Monday, 11 July 2016


“A real friend tells the bitter truth.” – Turkish Proverb

We have just started watching a Turkish TV series at the moment. This is the fifth we have seen and I must say that overall I am quite impressed by the excellent standards of production, well-written scripts, faultless direction and great acting. Turkey is a large country with immense resources and a large population. Its economy is healthy enough to support many different industries with movie-making and TV series production definitely falling into the category of an economic success story.

TV series are amazingly popular both in Turkey and internationally, and are among the country’s most well known economic and cultural exports. Turkey is world’s second highest TV series exporter after the USA. The television series industry has played an immense role in increasing Turkey’s exposure in the Balkans, the Caucasus, Russia, Latin America, Turkic countries, Central Asia, Azerbaijan, Iran, the Arab world and Pakistan.

The shows are almost always available in multiple languages, dubbed or subtitled to fit the target country’s language. The success of Turkish television series has boosted tourism as well, as visitors are keen to see the locations used for their favourite shows. The Turkish TV series' sudden immense international popularity since the 2000s has been widely commented on as a social phenomenon.

Needless to say that there have been some negative comments also, some countries abhorring the “cultural invasion” and lamenting the fact that their own home-produced series fail to entice viewers to keep turning on the TV to watch the next episode… These ultra-nationalists should remember that quality does not have a home country and that despite our country of origin and the basic humanity we all should possess is independent of language and national culture. Good is good wherever it comes from.

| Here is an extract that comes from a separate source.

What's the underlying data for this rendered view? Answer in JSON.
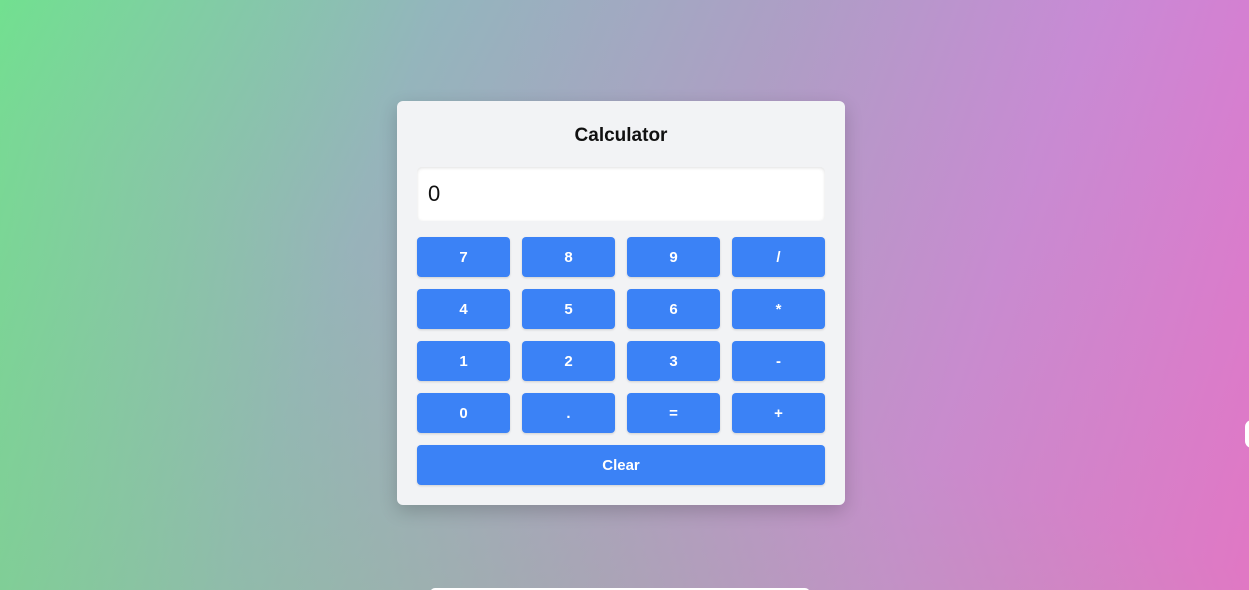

Production costs of TV series in Turkey average at nearly $100,000 per hour for high quality series. In 2012, Turkish TV series exports were worth $130 million, up from just $1 million in 2007. Turkish series are mostly produced in Istanbul, as television companies chose to settle there after the wave of liberalisation for private television in the 1990s. The Turkish TV series market is marked by stiff local competition: Out of the 60 series produced every year in the country, almost 50% don’t run for longer than 13 episodes due to the strong competition among the different local channels, resulting in the high-quality of the productions and contributing to their popularity.

I have reviewed Turkish series and movies here before, for example: the Series What is Fatmagül’s Fault?” and the movie “MyGrandfather’s People”, another movie “From the Sea”. I will not review the TV series we are watching yet, as we have only seen a few episodes, but it seems to be a good one. When we have finished it, I’ll review it here.